Amanda observava Sofia brincar com seus bonecos em um canto da sala. A luz suave que entrava pela janela iluminava o rosto da menina, que exibia uma alegria quase inocente, mas rara. Desde que chegara à mansão Castellani, Amanda havia notado algo que a deixava inquieta: apesar de sua energia e inteligência, Sofia era uma criança solitária. Mesmo rodeada por conforto e luxo, faltava-lhe algo essencial, a presença ativa de seu pai, Victor.

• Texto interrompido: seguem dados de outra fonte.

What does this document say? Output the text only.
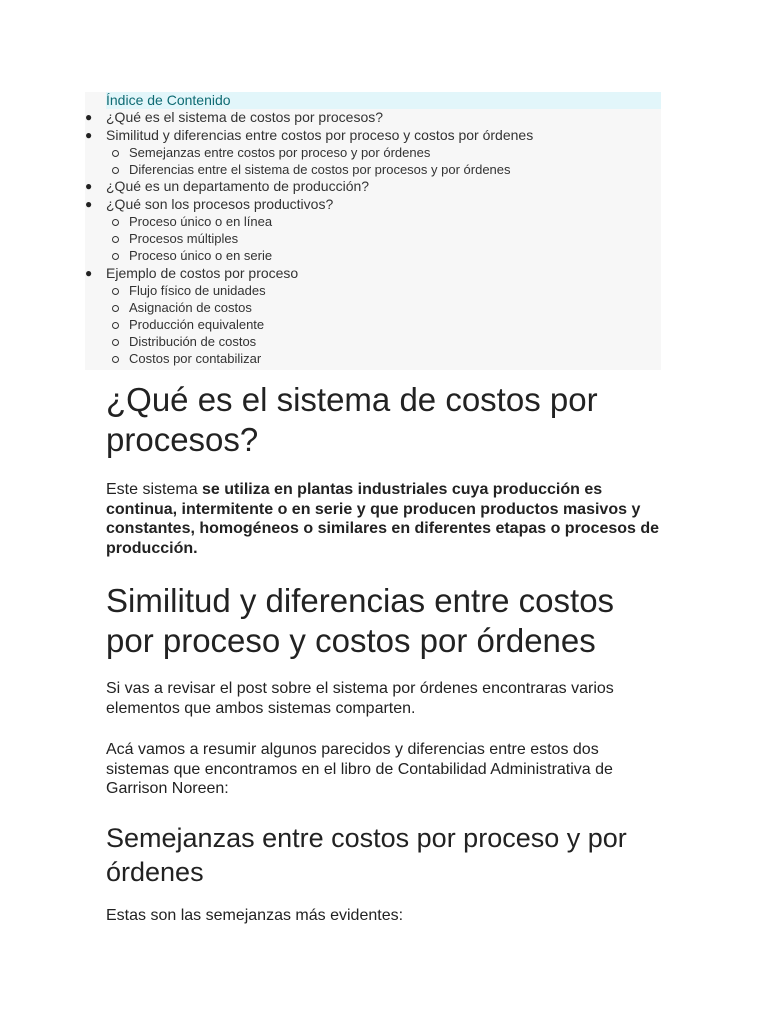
Índice de Contenido
● ¿Qué es el sistema de costos por procesos?
● Similitud y diferencias entre costos por proceso y costos por órdenes
Semejanzas entre costos por proceso y por órdenes
Diferencias entre el sistema de costos por procesos y por órdenes
● ¿Qué es un departamento de producción?
● ¿Qué son los procesos productivos?
Proceso único o en línea
Procesos múltiples
Proceso único o en serie
● Ejemplo de costos por proceso
Flujo físico de unidades
Asignación de costos
Producción equivalente
Distribución de costos
Costos por contabilizar
¿Qué es el sistema de costos por procesos?

Este sistema se utiliza en plantas industriales cuya producción es continua, intermitente o en serie y que producen productos masivos y constantes, homogéneos o similares en diferentes etapas o procesos de producción.

Similitud y diferencias entre costos por proceso y costos por órdenes

Si vas a revisar el post sobre el sistema por órdenes encontraras varios elementos que ambos sistemas comparten.

Acá vamos a resumir algunos parecidos y diferencias entre estos dos sistemas que encontramos en el libro de Contabilidad Administrativa de Garrison Noreen:

Semejanzas entre costos por proceso y por órdenes

Estas son las semejanzas más evidentes:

Amanda compreendia que Victor Castellani não era um homem fácil. Sempre impecável, com sua postura altiva e olhar sério, ele parecia carregar o peso do mundo sobre os ombros. Desde a morte de sua esposa, Camila, ele havia se fechado em uma redoma de trabalho e responsabilidades, como se estivesse tentando se proteger de mais perdas. Mas Amanda sabia que, por trás daquela fachada rígida, havia um pai que, mesmo desajeitado, amava sua filha. Ele só precisava de um empurrão na direção certa.
Foi com essa determinação que Amanda se aproximou de Sofia naquela manhã, um sorriso conspiratório nos lábios.
— Sabe, eu estava pensando... Que tal fazermos algo diferente hoje? Algo bem divertido? — perguntou, inclinando-se para olhar Sofia nos olhos.
Sofia, que até então colocava dois bonecos lado a lado como se fossem amigos inseparáveis, levantou os olhos, curiosa.
— Tipo o quê? — perguntou, franzindo a testa.— Uma tarde de lazer! — Amanda exclamou, com entusiasmo teatral. — Podemos brincar, fazer um piquenique no jardim, talvez até assistir a um filme depois.
Sofia sorriu, mas sua empolgação foi rapidamente substituída por uma expressão cética.
— Papai não vai querer. Ele nunca tem tempo pra essas coisas.Amanda abaixou-se ao lado da menina, segurando delicadamente sua mão.
— Deixa isso comigo. Prometo que vou convencer ele, tá bom?Sofia hesitou por um momento antes de assentir, um brilho de esperança começando a aparecer em seus olhos.
Mais tarde, Amanda esperou pacientemente que Victor descesse para o café da manhã. Quando ele surgiu, como sempre impecável em seu terno escuro, ela percebeu a tensão habitual em seus ombros, como se já estivesse mentalmente navegando por reuniões e decisões importantes.
— Bom dia, senhor Castellani — cumprimentou ela, com um tom casual que escondia sua determinação.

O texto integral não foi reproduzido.